American gambling industry association

The American Gaming Association (AGA) is a United States gambling industry association. It was founded in 1994 with the goal of promoting, educating and lobbying on behalf of the gambling industry. The AGA's offices are located in Washington, D.C.

The AGA addresses federal, legislative, and regulatory issues affecting its members, their employees and customers, such as federal taxation, regulation, and travel and tourism matters. It also attempts to serve as the gambling industry's information clearinghouse, providing the public timely and accurate data. AGA members include major casino operators, financial and professional service companies, suppliers of gambling products, as well as representatives of state or regional gambling associations.

Each year the AGA sponsors a major gambling trade show, the Global Gaming Expo.
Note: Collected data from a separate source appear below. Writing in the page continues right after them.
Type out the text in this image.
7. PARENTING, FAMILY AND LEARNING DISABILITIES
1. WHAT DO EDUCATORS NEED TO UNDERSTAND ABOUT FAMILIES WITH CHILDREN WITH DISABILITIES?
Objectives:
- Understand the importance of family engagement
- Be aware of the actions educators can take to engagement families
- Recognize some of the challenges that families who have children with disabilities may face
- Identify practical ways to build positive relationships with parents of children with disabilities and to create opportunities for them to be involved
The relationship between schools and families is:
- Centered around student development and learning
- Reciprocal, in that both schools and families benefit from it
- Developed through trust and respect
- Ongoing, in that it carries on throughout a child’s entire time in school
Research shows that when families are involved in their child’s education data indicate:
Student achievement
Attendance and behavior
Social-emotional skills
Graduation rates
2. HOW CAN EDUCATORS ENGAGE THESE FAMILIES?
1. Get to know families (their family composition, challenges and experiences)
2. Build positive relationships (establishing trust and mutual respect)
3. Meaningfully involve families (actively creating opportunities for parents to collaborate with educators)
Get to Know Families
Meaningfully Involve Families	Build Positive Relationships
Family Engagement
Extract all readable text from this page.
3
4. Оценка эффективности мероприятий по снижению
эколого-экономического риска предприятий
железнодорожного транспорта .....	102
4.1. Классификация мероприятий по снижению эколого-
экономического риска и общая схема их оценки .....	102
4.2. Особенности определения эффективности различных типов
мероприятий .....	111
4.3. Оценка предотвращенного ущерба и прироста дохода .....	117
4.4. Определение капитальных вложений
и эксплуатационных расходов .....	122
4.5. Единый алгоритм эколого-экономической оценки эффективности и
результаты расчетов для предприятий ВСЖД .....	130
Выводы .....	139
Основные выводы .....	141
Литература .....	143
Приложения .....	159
Frank Fahrenkopf, a former chairman of the Republican Party, was the AGA's president from its inception until his retirement in mid-2013. Geoff Freeman, head of the U.S. Travel Association, was selected by the AGA board in April 2013 to replace Fahrenkopf. Freeman left the AGA in late July 2018 to become the president and CEO of the Grocery Manufacturers Association. In December 2018, the AGA named Bill Miller, a senior vice-president of the Business Roundtable lobby group, as Freeman’s permanent replacement, effective January 14, 2019.

The AGA has coordinated action on advertising, creating the Responsible Marketing Code on Sports Wagering in 2019.